Parallel lines: OE architects’ shared career path

Parallel lines: OE architects’ shared career path

OEs Andrew Grethe and Devan Mistry, who were both at the School from 2000 to 2007, are both well on the way to qualifying as architects.

But the pair have far more than just their School and workplace in common: “Having been in the same form and Leicester House since Year 7, we took Art and Physics at A-level, went on to The University of Nottingham and London Metropolitan University together, and now even work at Farrells side by side in practice,” Devan explains.

Terry Farrell and Partners (‘Farrells’), is one of the UK’s most prestigious practices and has offices in London, Hong Kong and Shanghai. Known for its expertise in urban regeneration, its famous projects include Charing Cross railway station, the Greenwich Peninsula and Newcastle Quayside.

Both Andrew and Devan, who are pictured at the top of the Shard, the UK’s tallest building, are currently working towards their post-graduate qualification as architects at London Metropolitan. Andrew is in the first of two years’ study for his Professional Diploma in Architecture (RIBA Part 2), whilst Devan is in his final year on the same course.

“After completing the postgraduate course, there are still a few more hurdles to overcome, but I should be qualified within a few years’ time, and Devan about a year earlier than myself,” Andrew says.

Devan avers that his time at QE was important in nurturing the skills required for his future career: “My interest in architecture stemmed from an early interest and passion for drawing, painting and computers; since my very first Art class at School with Mr Buckeridge and Ms Nicodemus, I developed a keen eye for compositions, collages and the digital realm of design.

“During my spare time, I travelled to various art galleries across London, often by myself, to sketch sculptures, artefacts and people passing by. Soon I found myself drawing the spaces which these wondrous pieces inhabited, such as museums, external facades and three-dimensional forms of all sorts of buildings and structures around London. At one point I became so meticulously engrossed in materials and surfaces, that I would simply sit in the living room at home, watching television, and draw the grain patterns of the wooden floor or the intricacy of the inside of flowers that my mum used to replace once a fortnight.”

It was Devan’s father who first suggested he pursue a career in architecture. “He had a close friend and client who used to visit our home when I was young; his words still play in my ear: ‘The day will come soon when you make a choice between perfection and disarray, but it is architecture that finds the beauty of both as one.’”

Devan’s first contact with Farrells came when he gained a two-week placement there in the summer after completing his GCSEs. He continued working at the firm in his vacations during his three years at Nottingham.

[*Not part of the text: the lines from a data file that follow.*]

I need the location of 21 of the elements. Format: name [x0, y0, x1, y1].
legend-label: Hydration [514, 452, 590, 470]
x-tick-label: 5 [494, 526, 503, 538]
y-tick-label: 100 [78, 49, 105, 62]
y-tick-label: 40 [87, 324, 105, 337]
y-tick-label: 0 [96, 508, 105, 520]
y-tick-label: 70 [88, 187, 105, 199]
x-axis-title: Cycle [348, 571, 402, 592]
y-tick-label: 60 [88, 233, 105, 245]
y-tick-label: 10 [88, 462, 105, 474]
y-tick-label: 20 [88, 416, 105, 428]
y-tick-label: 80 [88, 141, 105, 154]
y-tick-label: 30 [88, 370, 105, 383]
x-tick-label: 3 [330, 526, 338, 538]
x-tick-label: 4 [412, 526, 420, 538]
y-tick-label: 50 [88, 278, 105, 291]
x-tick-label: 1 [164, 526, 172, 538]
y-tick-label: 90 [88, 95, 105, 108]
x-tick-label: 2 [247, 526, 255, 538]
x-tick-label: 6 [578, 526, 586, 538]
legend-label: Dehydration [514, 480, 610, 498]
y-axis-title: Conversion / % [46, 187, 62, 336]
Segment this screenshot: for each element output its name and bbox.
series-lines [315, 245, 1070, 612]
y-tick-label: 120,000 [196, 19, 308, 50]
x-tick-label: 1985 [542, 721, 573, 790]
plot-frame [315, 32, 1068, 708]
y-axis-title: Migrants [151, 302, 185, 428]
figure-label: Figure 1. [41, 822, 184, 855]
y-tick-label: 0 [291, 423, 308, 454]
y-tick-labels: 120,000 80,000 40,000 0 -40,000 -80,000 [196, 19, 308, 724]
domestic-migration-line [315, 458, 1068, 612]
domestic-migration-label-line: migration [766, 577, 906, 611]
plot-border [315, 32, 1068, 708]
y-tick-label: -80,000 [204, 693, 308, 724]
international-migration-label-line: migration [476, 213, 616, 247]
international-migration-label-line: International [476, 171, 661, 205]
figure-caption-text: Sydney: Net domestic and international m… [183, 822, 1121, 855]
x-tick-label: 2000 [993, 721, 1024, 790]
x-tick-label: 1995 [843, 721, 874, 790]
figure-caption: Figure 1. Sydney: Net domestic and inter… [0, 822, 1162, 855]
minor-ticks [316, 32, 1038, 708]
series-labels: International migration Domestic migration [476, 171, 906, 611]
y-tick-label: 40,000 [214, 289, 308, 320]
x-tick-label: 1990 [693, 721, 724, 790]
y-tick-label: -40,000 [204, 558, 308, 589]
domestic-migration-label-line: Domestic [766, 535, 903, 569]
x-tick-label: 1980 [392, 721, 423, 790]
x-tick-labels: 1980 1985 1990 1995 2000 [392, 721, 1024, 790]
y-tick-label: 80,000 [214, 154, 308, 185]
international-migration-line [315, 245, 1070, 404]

“Once the first three years are complete, a compulsory one-year placement in practice is mandatory; no prizes for guessing where I undertook this stage of my professional education! During this year I worked on several high-profile projects, such as the redevelopment of the prestigious St Ermin’s Hotel in London and the design of a new masterplan for the Nine Elms area in Battersea.

“From May to September, I was presented with an incredible opportunity to transfer across to the sister office of Farrells in Hong Kong. Gaining international experience within architecture at this stage was an impossible opportunity to turn down and I duly accepted; it was probably the best decision I have made to date. Across the other side of the world, I had the greatest pleasure to work on major design projects such as The Springs in Shanghai, China (a key retail and residential quarter for one of the fastest growing cities in the world), West Kowloon Cultural Masterplan, Hong Kong (probably the equivalent of the Southbank Centre in London multiplied ten times over) and a new banking headquarters for Vattanac Capital in Cambodia.”

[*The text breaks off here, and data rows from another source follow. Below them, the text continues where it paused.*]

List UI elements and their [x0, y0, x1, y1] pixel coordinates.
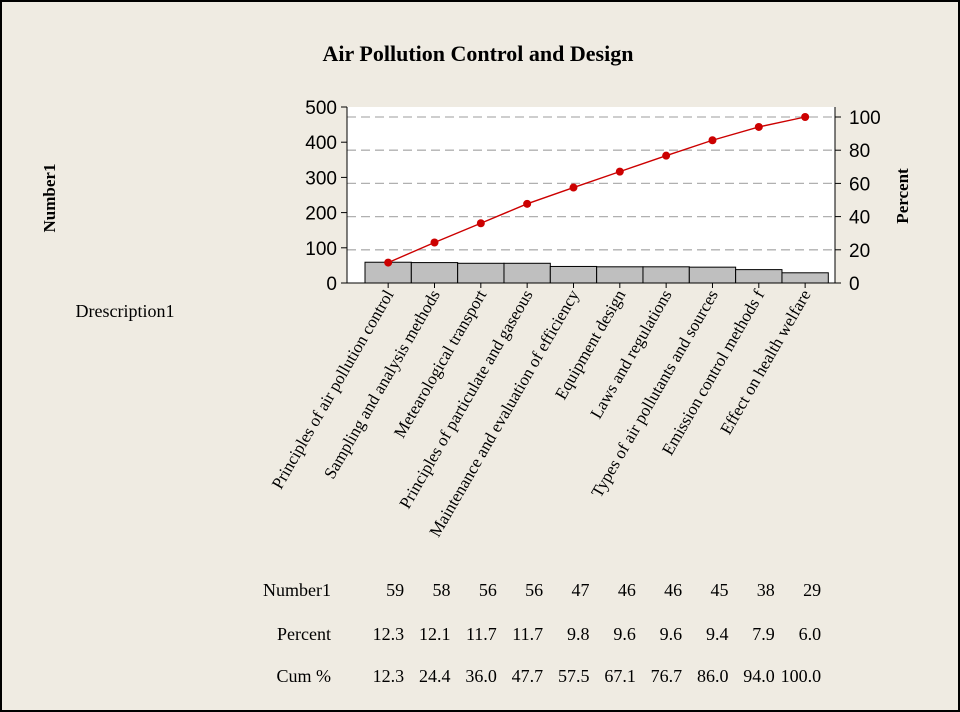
bar	[457, 262, 505, 284]
bar	[596, 266, 644, 284]
cumulative-point	[384, 258, 393, 267]
table-cell: 56	[525, 580, 543, 600]
table-cell: 45	[710, 580, 728, 600]
table-cell: 6.0	[799, 624, 822, 644]
y-tick-label: 300	[305, 168, 337, 189]
table-cell: 9.6	[613, 624, 636, 644]
y-tick-label: 0	[326, 274, 337, 295]
bar	[781, 272, 829, 284]
table-cell: 46	[618, 580, 636, 600]
table-cell: 86.0	[697, 666, 729, 686]
cumulative-point	[754, 122, 763, 131]
table-cell: 9.6	[660, 624, 683, 644]
category-label: Laws and regulations	[586, 287, 675, 422]
table-row-label: Number1	[263, 580, 331, 600]
y2-tick-label: 20	[849, 241, 870, 262]
table-cell: 36.0	[465, 666, 497, 686]
table-cell: 29	[803, 580, 821, 600]
table-cell: 67.1	[604, 666, 636, 686]
cumulative-point	[615, 167, 624, 176]
y-tick-label: 200	[305, 204, 337, 225]
cumulative-point	[801, 113, 810, 121]
bar	[688, 266, 737, 284]
table-cell: 56	[479, 580, 497, 600]
table-cell: 12.3	[373, 624, 405, 644]
table-cell: 38	[757, 580, 775, 600]
bar	[503, 262, 551, 284]
table-cell: 94.0	[743, 666, 775, 686]
y-tick-label: 500	[305, 98, 337, 119]
table-cell: 11.7	[466, 624, 497, 644]
table-row-label: Percent	[277, 624, 331, 644]
bar	[410, 262, 459, 284]
bar	[549, 265, 598, 284]
chart-title: Air Pollution Control and Design	[323, 41, 634, 66]
table-cell: 12.1	[419, 624, 451, 644]
table-cell: 57.5	[558, 666, 590, 686]
y-axis-label: Number1	[40, 164, 59, 233]
table-cell: 7.9	[752, 624, 775, 644]
table-cell: 47	[571, 580, 589, 600]
table-cell: 9.8	[567, 624, 590, 644]
bar	[642, 266, 690, 284]
cumulative-point	[708, 136, 717, 145]
cumulative-point	[569, 183, 578, 192]
y-tick-label: 400	[305, 133, 337, 154]
y2-tick-label: 100	[849, 108, 881, 129]
bar	[735, 269, 783, 284]
table-cell: 11.7	[512, 624, 543, 644]
table-cell: 58	[432, 580, 450, 600]
table-cell: 100.0	[781, 666, 822, 686]
y2-axis-label: Percent	[893, 168, 912, 224]
cumulative-line	[387, 116, 806, 264]
table-cell: 12.3	[373, 666, 405, 686]
y2-tick-label: 60	[849, 174, 870, 195]
table-cell: 24.4	[419, 666, 451, 686]
category-label: Effect on health welfare	[716, 287, 814, 438]
y2-tick-label: 40	[849, 208, 870, 229]
table-row-label: Cum %	[276, 666, 331, 686]
plot-area	[347, 107, 835, 283]
table-cell: 9.4	[706, 624, 729, 644]
table-cell: 59	[386, 580, 404, 600]
cumulative-point	[430, 238, 439, 247]
y2-tick-label: 0	[849, 274, 860, 295]
cumulative-point	[662, 151, 671, 160]
table-cell: 76.7	[651, 666, 683, 686]
cumulative-point	[476, 219, 485, 228]
cumulative-point	[523, 199, 532, 208]
table-cell: 47.7	[512, 666, 544, 686]
y-tick-label: 100	[305, 239, 337, 260]
y2-tick-label: 80	[849, 141, 870, 162]
x-axis-label: Drescription1	[76, 301, 175, 321]
table-cell: 46	[664, 580, 682, 600]
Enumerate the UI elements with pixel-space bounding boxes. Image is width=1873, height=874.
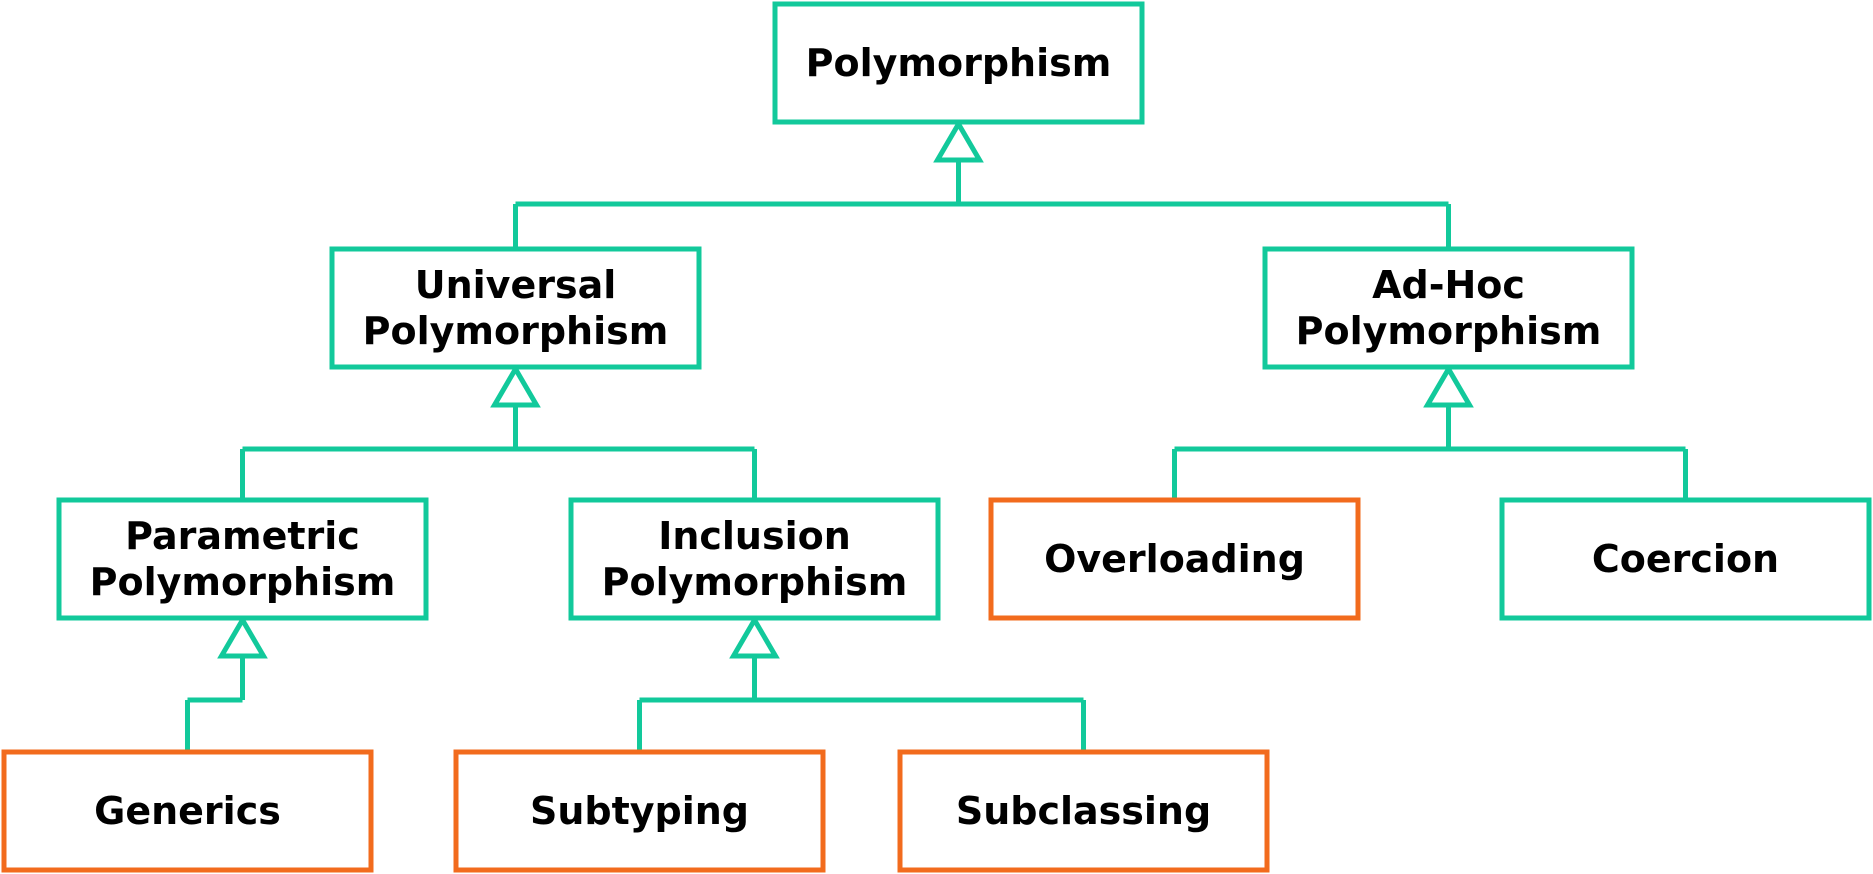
connector-parametric [188,656,243,752]
connector-adhoc [1175,405,1686,500]
nodes-layer: PolymorphismUniversalPolymorphismAd-HocP… [4,4,1869,870]
node-label-inclusion-line-1: Inclusion [658,514,851,558]
connectors-layer [188,124,1686,752]
node-label-universal-line-1: Universal [415,263,617,307]
node-subtyping: Subtyping [456,752,823,870]
inheritance-arrowhead-inclusion [734,620,776,656]
connector-inclusion [640,656,1084,752]
inheritance-arrowhead-parametric [222,620,264,656]
node-coercion: Coercion [1502,500,1869,618]
node-label-overloading-line-1: Overloading [1044,537,1305,581]
node-label-universal-line-2: Polymorphism [363,309,669,353]
connector-polymorphism [516,160,1449,249]
node-label-subclassing-line-1: Subclassing [956,789,1211,833]
node-generics: Generics [4,752,371,870]
node-overloading: Overloading [991,500,1358,618]
node-label-parametric-line-2: Polymorphism [90,560,396,604]
connector-universal [243,405,755,500]
inheritance-arrowhead-adhoc [1428,369,1470,405]
node-label-coercion-line-1: Coercion [1592,537,1779,581]
node-label-parametric-line-1: Parametric [125,514,360,558]
inheritance-arrowhead-universal [495,369,537,405]
node-label-generics-line-1: Generics [94,789,281,833]
node-subclassing: Subclassing [900,752,1267,870]
node-label-subtyping-line-1: Subtyping [530,789,749,833]
node-label-inclusion-line-2: Polymorphism [602,560,908,604]
node-polymorphism: Polymorphism [775,4,1142,122]
node-label-adhoc-line-2: Polymorphism [1296,309,1602,353]
node-label-adhoc-line-1: Ad-Hoc [1372,263,1525,307]
inheritance-arrowhead-polymorphism [938,124,980,160]
node-label-polymorphism-line-1: Polymorphism [806,41,1112,85]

Devan, who is 24, is projected to gain the highest grade, a distinction, in his postgraduate course this summer.

For his part, Andrew has worked on three large-scale residential projects with part-retail elements: Bicester Eco Village; Skylines, Canary Wharf and Convoys Wharf, Deptford.

Devan and Andrew are keen readers of Alumni News. “We both still take a huge interest in what’s happening at the School and find the newsletter to be a fantastic way to keep up to date with who’s doing what,” says Andrew.

Devan concludes: “This is now the 13th year of knowing one another, but the most interesting thing about it is that we still see each other as the same boys who used to humorously judge each other’s artwork in School. We both agree that this working relationship and friendship is down to our education and the atmosphere created for us at Queen Elizabeth’s.

“Hopefully this relationship will continue for years to come and maybe one day we can even gain international stardom by forming our very own architectural practice.”